Anyone here leave medicine completely or know anyone that did? I don't mean leave EM for urgent care or hospice, but leave and pursue a whole different career?
I did this and every time I talk to a resident, new grad, or old grad for that matter, the large majority express the desire to do the same. This leads me to believe for many of us, our association with emergency medicine is just one of necessity.
I'd like to meet any other travelers on this journey and happy to answer any questions.
I bailed in 2016 after five years of full time practice. Since then, four other EPs that worked that shop walked away. When you lose five of eight docs in 2 years, you are doing something wrong, The job I had before that, zero of the original four EPs remain at that shop five years later.
First, let me say that whatever field you go into, you are going to work hard and put in long hours to be a success.
The issues that cause burnout in medicine are 100% related to taking intelligent, hard working, motivated people who have spent a decade or more training to do what they do and plugging them in to a system where they stil have 100% of the responsibility for good outcomes and 0% of the authority to make structural changes to ensure those good outcomes.
In the field I am in now, I have 100% responsibility for good outcomes, but about 99% of the authority to make whatever changes I see fit to ensure that they occur.

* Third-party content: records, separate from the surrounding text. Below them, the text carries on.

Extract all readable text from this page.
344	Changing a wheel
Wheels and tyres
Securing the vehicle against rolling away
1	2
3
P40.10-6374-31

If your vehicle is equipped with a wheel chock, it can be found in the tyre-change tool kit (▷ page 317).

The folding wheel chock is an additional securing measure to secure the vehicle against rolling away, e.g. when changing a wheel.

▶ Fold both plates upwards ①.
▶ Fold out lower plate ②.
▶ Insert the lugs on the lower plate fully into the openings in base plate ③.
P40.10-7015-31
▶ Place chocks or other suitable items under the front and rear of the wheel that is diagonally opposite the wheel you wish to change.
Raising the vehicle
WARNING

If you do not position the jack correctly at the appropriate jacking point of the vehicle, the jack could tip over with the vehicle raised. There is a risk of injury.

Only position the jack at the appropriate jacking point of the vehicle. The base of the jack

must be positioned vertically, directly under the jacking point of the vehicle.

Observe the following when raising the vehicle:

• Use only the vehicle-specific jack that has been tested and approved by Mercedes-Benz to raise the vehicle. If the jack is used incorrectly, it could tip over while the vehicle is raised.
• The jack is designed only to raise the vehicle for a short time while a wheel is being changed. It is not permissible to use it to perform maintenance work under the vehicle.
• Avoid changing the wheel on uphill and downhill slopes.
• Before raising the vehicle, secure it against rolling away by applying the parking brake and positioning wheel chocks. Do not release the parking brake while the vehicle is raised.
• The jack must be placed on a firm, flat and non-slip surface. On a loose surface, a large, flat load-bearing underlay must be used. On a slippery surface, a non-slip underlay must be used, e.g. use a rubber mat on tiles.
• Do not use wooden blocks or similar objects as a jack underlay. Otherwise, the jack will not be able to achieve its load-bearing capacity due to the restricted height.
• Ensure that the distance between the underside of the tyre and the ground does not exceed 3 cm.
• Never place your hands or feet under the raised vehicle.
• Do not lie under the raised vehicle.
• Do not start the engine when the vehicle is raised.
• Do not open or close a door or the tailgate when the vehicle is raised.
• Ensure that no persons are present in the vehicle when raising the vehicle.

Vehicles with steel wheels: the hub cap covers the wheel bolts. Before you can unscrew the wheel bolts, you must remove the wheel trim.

How many physicians can say that? How many pit docs have any influence over their hospitals formulary, emr, the computers that run it, design of the department, equipment that the department stocks, or anything else that affects their life at work?
It was about a 50k a year pay cut to make the move. Considering every one if those dollars would have been taxed at a high marginal rate, it made sense.
For those of you saying you can work four shifts a month and make 144k a year, that is 250 an hour. Probably as a locums, probably as a 1099, probably paying retail for all your benefits. That's not a good deal. 99 percent of the jobs on practicelink.com don't pay 250 an hour. By way of comparison, the shop that has high school grads or associates degree holders fix your toys is in the 100-125 an hour range depending on where you live.
This having been said, I am actually going to start practicing part time this year again...mainly to put myself in a position where I can protect my loved ones from a system that is probably irreparably broken.